Almodaresi Fatemeh, Khan Jamshed, Madaminov Sergey, Ferdman Michael, Johnson Rob, Pandey Prashant, Patro Rob
Department of Computer Science, University of Maryland, USA.
Department of Computer Science, Stony Brook University, USA.
Bioinformatics. 2022 Jun 13;38(12):3155-3163. doi: 10.1093/bioinformatics/btac142.
In the past few years, researchers have proposed numerous indexing schemes for searching large datasets of raw sequencing experiments. Most of these proposed indexes are approximate (i.e. with one-sided errors) in order to save space. Recently, researchers have published exact indexes-Mantis, VariMerge and Bifrost-that can serve as colored de Bruijn graph representations in addition to serving as k-mer indexes. This new type of index is promising because it has the potential to support more complex analyses than simple searches.
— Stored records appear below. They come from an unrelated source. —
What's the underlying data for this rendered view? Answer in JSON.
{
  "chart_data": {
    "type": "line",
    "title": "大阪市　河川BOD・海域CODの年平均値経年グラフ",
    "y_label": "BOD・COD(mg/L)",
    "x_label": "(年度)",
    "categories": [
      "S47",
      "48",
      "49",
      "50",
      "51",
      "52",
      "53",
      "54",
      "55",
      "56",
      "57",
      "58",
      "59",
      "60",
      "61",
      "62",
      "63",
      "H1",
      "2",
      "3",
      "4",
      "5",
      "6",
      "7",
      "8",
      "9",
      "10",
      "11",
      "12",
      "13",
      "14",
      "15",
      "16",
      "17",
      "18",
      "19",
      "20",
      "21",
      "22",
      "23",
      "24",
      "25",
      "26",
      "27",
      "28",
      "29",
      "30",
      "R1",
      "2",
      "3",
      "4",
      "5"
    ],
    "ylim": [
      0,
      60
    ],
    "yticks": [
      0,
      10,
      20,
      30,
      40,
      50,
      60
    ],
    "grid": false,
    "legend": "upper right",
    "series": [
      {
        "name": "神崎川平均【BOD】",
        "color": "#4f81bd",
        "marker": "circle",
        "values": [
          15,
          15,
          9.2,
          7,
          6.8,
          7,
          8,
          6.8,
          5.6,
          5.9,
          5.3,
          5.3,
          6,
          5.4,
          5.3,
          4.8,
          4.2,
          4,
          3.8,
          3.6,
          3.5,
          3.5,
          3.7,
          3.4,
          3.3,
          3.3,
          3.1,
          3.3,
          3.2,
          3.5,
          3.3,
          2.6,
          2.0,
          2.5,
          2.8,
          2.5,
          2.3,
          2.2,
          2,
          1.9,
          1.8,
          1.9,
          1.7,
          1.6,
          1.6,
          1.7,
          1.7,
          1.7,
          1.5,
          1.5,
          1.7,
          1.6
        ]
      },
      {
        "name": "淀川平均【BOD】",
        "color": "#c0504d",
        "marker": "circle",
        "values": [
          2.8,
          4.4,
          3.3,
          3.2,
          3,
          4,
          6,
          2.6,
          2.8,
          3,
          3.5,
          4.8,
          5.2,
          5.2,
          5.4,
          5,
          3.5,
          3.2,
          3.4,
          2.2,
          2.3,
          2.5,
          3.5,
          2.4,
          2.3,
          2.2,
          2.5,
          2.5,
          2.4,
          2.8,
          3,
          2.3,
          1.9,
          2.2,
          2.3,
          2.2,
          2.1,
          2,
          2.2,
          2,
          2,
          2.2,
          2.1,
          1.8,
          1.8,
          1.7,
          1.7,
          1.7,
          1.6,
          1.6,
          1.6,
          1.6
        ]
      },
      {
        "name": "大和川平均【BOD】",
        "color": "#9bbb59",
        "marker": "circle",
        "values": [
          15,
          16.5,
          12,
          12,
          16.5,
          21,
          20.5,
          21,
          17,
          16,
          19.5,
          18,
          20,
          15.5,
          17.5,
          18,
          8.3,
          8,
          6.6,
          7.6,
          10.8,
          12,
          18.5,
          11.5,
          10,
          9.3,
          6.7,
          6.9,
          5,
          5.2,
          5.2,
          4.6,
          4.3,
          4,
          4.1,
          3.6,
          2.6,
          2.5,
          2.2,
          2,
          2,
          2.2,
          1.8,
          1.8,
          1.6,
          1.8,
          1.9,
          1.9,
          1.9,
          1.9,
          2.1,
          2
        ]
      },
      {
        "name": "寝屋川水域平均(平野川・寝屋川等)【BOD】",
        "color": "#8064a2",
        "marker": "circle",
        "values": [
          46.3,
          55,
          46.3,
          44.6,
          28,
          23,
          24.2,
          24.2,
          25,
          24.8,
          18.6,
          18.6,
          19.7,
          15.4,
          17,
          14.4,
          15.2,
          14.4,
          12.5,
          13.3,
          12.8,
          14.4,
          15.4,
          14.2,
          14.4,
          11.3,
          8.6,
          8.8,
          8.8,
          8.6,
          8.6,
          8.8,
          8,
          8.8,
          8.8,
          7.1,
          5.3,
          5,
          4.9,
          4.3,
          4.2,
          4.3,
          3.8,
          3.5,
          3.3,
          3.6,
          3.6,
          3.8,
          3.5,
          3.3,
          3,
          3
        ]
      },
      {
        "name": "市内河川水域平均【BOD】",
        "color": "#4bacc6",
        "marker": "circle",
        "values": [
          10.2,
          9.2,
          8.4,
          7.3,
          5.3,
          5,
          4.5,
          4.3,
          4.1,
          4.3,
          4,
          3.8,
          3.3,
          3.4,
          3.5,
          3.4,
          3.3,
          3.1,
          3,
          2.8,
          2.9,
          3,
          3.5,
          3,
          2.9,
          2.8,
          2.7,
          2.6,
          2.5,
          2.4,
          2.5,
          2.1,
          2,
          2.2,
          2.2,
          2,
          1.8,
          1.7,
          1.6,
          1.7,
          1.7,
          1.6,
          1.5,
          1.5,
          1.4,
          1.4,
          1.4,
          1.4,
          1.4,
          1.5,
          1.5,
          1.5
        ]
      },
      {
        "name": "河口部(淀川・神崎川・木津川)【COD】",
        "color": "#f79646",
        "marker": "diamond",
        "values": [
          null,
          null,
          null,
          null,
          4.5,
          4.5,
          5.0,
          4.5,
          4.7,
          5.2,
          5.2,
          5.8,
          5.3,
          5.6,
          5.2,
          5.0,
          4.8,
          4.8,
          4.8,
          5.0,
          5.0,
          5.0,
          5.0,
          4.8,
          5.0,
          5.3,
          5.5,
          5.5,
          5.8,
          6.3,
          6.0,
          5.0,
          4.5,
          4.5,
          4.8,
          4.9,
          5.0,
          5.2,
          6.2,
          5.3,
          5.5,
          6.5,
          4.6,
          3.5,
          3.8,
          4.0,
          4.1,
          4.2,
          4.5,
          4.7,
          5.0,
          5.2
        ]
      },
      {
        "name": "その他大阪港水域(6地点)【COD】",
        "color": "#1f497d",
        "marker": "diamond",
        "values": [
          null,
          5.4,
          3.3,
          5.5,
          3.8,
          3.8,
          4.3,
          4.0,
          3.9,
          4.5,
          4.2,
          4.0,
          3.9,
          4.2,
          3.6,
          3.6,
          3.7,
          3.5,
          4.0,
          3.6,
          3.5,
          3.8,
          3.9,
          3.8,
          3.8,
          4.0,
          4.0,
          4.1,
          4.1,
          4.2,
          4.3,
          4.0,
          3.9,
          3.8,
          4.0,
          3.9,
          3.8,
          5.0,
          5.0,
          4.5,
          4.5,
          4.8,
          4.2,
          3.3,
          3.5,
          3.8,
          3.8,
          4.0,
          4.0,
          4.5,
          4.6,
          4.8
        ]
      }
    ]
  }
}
However, in order to be useful as indexes for large and growing repositories of raw sequencing data, they must scale to thousands of experiments and support efficient insertion of new data.
In this paper, we show how to build a scalable and updatable exact raw sequence-search index. Specifically, we extend Mantis using the Bentley-Saxe transformation to support efficient updates, called Dynamic Mantis. We demonstrate Dynamic Mantis's scalability by constructing an index of ≈40K samples from SRA by adding samples one at a time to an initial index of 10K samples. Compared to VariMerge and Bifrost, Dynamic Mantis is more efficient in terms of index-construction time and memory, query time and memory and index size. In our benchmarks, VariMerge and Bifrost scaled to only 5K and 80 samples, respectively, while Dynamic Mantis scaled to more than 39K samples. Queries were over 24× faster in Mantis than in Bifrost (VariMerge does not immediately support general search queries we require). Dynamic Mantis indexes were about 2.5× smaller than Bifrost's indexes and about half as big as VariMerge's indexes.
Dynamic Mantis implementation is available at https://github.com/splatlab/mantis/tree/mergeMSTs.
Supplementary data are available at Bioinformatics online.
在过去几年中,研究人员针对大型原始测序实验数据集的搜索提出了众多索引方案。为了节省空间,这些提出的索引大多是近似的(即存在单边误差)。最近,研究人员发布了精确索引——Mantis、VariMerge和Bifrost——它们除了可作为k-mer索引外,还能作为彩色德布鲁因图表示。这种新型索引很有前景,因为它有可能支持比简单搜索更复杂的分析。然而,为了能作为大型且不断增长的原始测序数据存储库的索引,它们必须能够扩展到数千个实验,并支持高效插入新数据。
在本文中,我们展示了如何构建一个可扩展且可更新的精确原始序列搜索索引。具体而言,我们使用Bentley-Saxe变换扩展Mantis以支持高效更新,称为动态Mantis。我们通过将样本逐个添加到10K样本的初始索引中,构建了一个来自SRA的约40K样本的索引,以此证明动态Mantis的可扩展性。与VariMerge和Bifrost相比,动态Mantis在索引构建时间和内存、查询时间和内存以及索引大小方面更高效。在我们的基准测试中,VariMerge和Bifrost分别仅能扩展到5K和80个样本,而动态Mantis可扩展到超过39K个样本。Mantis中的查询速度比Bifrost快24倍以上(VariMerge不立即支持我们所需的一般搜索查询)。动态Mantis索引比Bifrost索引小约2.5倍,约为VariMerge索引大小的一半。
动态Mantis的实现可在https://github.com/splatlab/mantis/tree/mergeMSTs获取。
补充数据可在《生物信息学》在线获取。